Comment on first video: Hopefully this addition will start to be incorporated into other model BMS's.
On the BMS that provides enable control to active balance. Check if the enable control line from BMS disables external balancer for a moment when BMS is making cell voltage measurements.
The BMS still needs to manage cell voltages for low and high cell voltage shutdown. You don't want high active balancing current to influence the BMS cell voltage measurements. Balancer current influence will be worse on BMS cell voltage readings when there is little to no charge current dominating cell overpotential voltage bump up of cells due to charging current. Same charge current is applied to all cells, but balancing current is not equally applied. Five amps of balancing can slump or boost a cell voltage by 15-25 mV when there is little charge current to dominate cell overpotential voltage.
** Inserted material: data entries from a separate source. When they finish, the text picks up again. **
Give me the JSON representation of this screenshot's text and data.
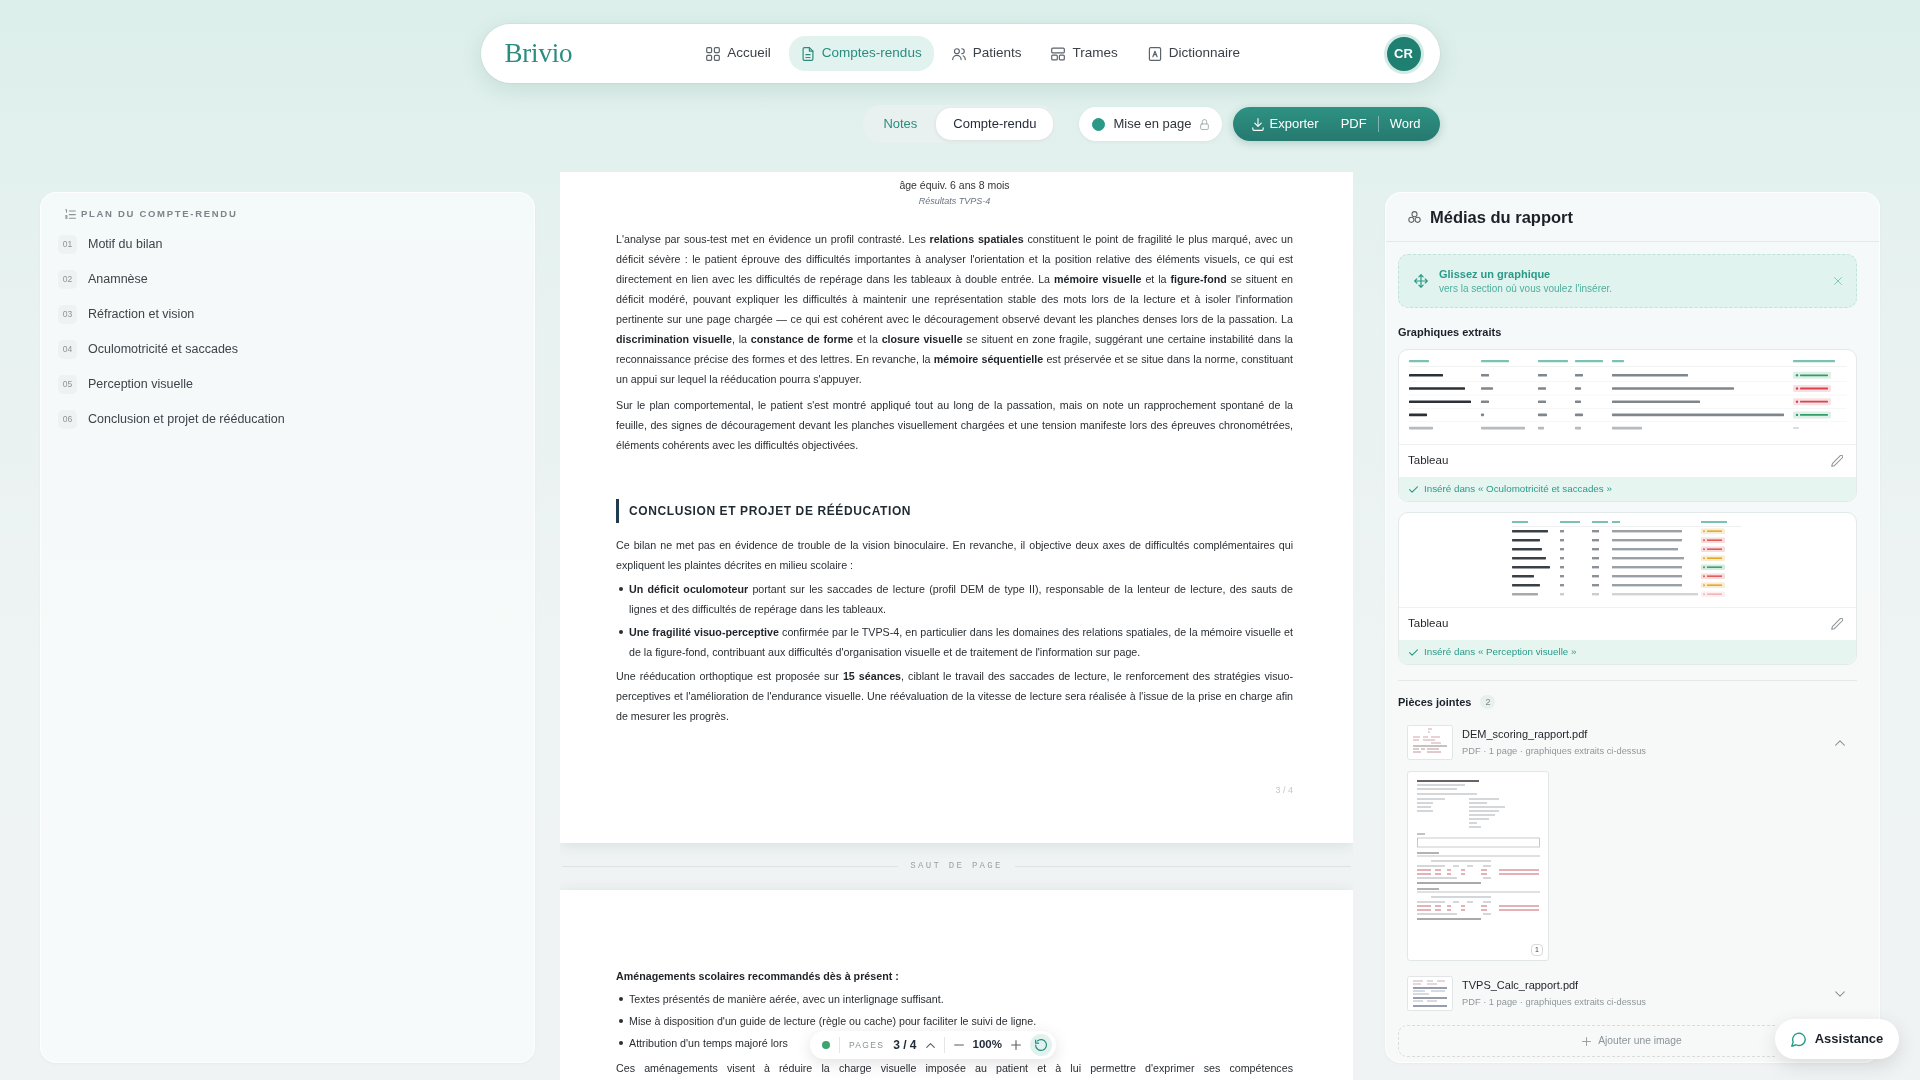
{
  "app": {
    "logo": "Brivio",
    "nav": [
      {
        "kind": "home",
        "label": "Accueil",
        "selected": false
      },
      {
        "kind": "reports",
        "label": "Comptes-rendus",
        "selected": true
      },
      {
        "kind": "patients",
        "label": "Patients",
        "selected": false
      },
      {
        "kind": "templates",
        "label": "Trames",
        "selected": false
      },
      {
        "kind": "dictionary",
        "label": "Dictionnaire",
        "selected": false
      }
    ],
    "avatar": "CR"
  },
  "toolbar": {
    "views": [
      {
        "label": "Notes",
        "selected": false
      },
      {
        "label": "Compte-rendu",
        "selected": true
      }
    ],
    "layout_toggle": {
      "label": "Mise en page",
      "on": true,
      "locked": true
    },
    "export": {
      "label": "Exporter",
      "formats": [
        "PDF",
        "Word"
      ]
    }
  },
  "outline": {
    "title": "PLAN DU COMPTE-RENDU",
    "items": [
      {
        "number": "01",
        "label": "Motif du bilan"
      },
      {
        "number": "02",
        "label": "Anamnèse"
      },
      {
        "number": "03",
        "label": "Réfraction et vision"
      },
      {
        "number": "04",
        "label": "Oculomotricité et saccades"
      },
      {
        "number": "05",
        "label": "Perception visuelle"
      },
      {
        "number": "06",
        "label": "Conclusion et projet de rééducation"
      }
    ]
  },
  "document": {
    "pages": [
      {
        "blocks": [
          {
            "kind": "figure_text",
            "text": "âge équiv. 6 ans 8 mois"
          },
          {
            "kind": "caption",
            "text": "Résultats TVPS-4"
          },
          {
            "kind": "paragraph",
            "continues": false,
            "text": "L'analyse par sous-test met en évidence un profil contrasté. Les **relations spatiales** constituent le point de fragilité le plus marqué, avec un déficit sévère : le patient éprouve des difficultés importantes à analyser l'orientation et la position relative des éléments visuels, ce qui est directement en lien avec les difficultés de repérage dans les tableaux à double entrée. La **mémoire visuelle** et la **figure-fond** se situent en déficit modéré, pouvant expliquer les difficultés à maintenir une représentation stable des mots lors de la lecture et à isoler l'information pertinente sur une page chargée — ce qui est cohérent avec le découragement observé devant les planches denses lors de la passation. La **discrimination visuelle**, la **constance de forme** et la **closure visuelle** se situent en zone fragile, suggérant une certaine instabilité dans la reconnaissance précise des formes et des lettres. En revanche, la **mémoire séquentielle** est préservée et se situe dans la norme, constituant un appui sur lequel la rééducation pourra s'appuyer."
          },
          {
            "kind": "paragraph",
            "continues": false,
            "text": "Sur le plan comportemental, le patient s'est montré appliqué tout au long de la passation, mais on note un rapprochement spontané de la feuille, des signes de découragement devant les planches visuellement chargées et une tension manifeste lors des épreuves chronométrées, éléments cohérents avec les difficultés objectivées."
          },
          {
            "kind": "heading",
            "text": "CONCLUSION ET PROJET DE RÉÉDUCATION"
          },
          {
            "kind": "paragraph",
            "continues": false,
            "text": "Ce bilan ne met pas en évidence de trouble de la vision binoculaire. En revanche, il objective deux axes de difficultés complémentaires qui expliquent les plaintes décrites en milieu scolaire :"
          },
          {
            "kind": "list",
            "items": [
              "**Un déficit oculomoteur** portant sur les saccades de lecture (profil DEM de type II), responsable de la lenteur de lecture, des sauts de lignes et des difficultés de repérage dans les tableaux.",
              "**Une fragilité visuo-perceptive** confirmée par le TVPS-4, en particulier dans les domaines des relations spatiales, de la mémoire visuelle et de la figure-fond, contribuant aux difficultés d'organisation visuelle et de traitement de l'information sur page."
            ]
          },
          {
            "kind": "paragraph",
            "continues": false,
            "text": "Une rééducation orthoptique est proposée sur **15 séances**, ciblant le travail des saccades de lecture, le renforcement des stratégies visuo-perceptives et l'amélioration de l'endurance visuelle. Une réévaluation de la vitesse de lecture sera réalisée à l'issue de la prise en charge afin de mesurer les progrès."
          }
        ],
        "page_number": "3 / 4"
      },
      {
        "blocks": [
          {
            "kind": "lead",
            "text": "Aménagements scolaires recommandés dès à présent :"
          },
          {
            "kind": "list",
            "items": [
              "Textes présentés de manière aérée, avec un interlignage suffisant.",
              "Mise à disposition d'un guide de lecture (règle ou cache) pour faciliter le suivi de ligne.",
              "Attribution d'un temps majoré lors"
            ]
          },
          {
            "kind": "paragraph",
            "continues": true,
            "text": "Ces aménagements visent à réduire la charge visuelle imposée au patient et à lui permettre d'exprimer ses compétences"
          }
        ]
      }
    ],
    "page_break": "SAUT DE PAGE"
  },
  "page_nav": {
    "saved": true,
    "label": "PAGES",
    "current": "3 / 4",
    "zoom": "100%"
  },
  "media_panel": {
    "title": "Médias du rapport",
    "hint": {
      "title": "Glissez un graphique",
      "text": "vers la section où vous voulez l'insérer."
    },
    "extracted": {
      "title": "Graphiques extraits",
      "items": [
        {
          "label": "Tableau",
          "inserted_in": "Inséré dans « Oculomotricité et saccades »",
          "preview": {
            "kind": "wide_table"
          }
        },
        {
          "label": "Tableau",
          "inserted_in": "Inséré dans « Perception visuelle »",
          "preview": {
            "kind": "compact_table"
          }
        }
      ]
    },
    "attachments": {
      "title": "Pièces jointes",
      "count": "2",
      "items": [
        {
          "name": "DEM_scoring_rapport.pdf",
          "meta": "PDF · 1 page · graphiques extraits ci-dessus",
          "expanded": true,
          "preview": {
            "page": "1"
          }
        },
        {
          "name": "TVPS_Calc_rapport.pdf",
          "meta": "PDF · 1 page · graphiques extraits ci-dessus",
          "expanded": false
        }
      ]
    },
    "add_button": "Ajouter une image"
  },
  "assistance": "Assistance"
}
If it does shut down balancer when BMS makes voltage measurements, you could also share common sense lines to cells without worry of balancing current causing voltage drop on sense lines during BMS voltage measurements, greatly reducing the 'rats nest' of wires.
On the second video, my comment on the video was:
Not interested in any balancer that requires all cells to be above 3.4v first. Imagine when you have 16 cell system. Probability to lose the race for one cell to go overvoltage increases with 16 cells with a wider SoC spread likely.
Starting the race when first cell goes over 3.4v gives you more balancing time and better chance to achieve balancing before highest SoC cell hits overvoltage.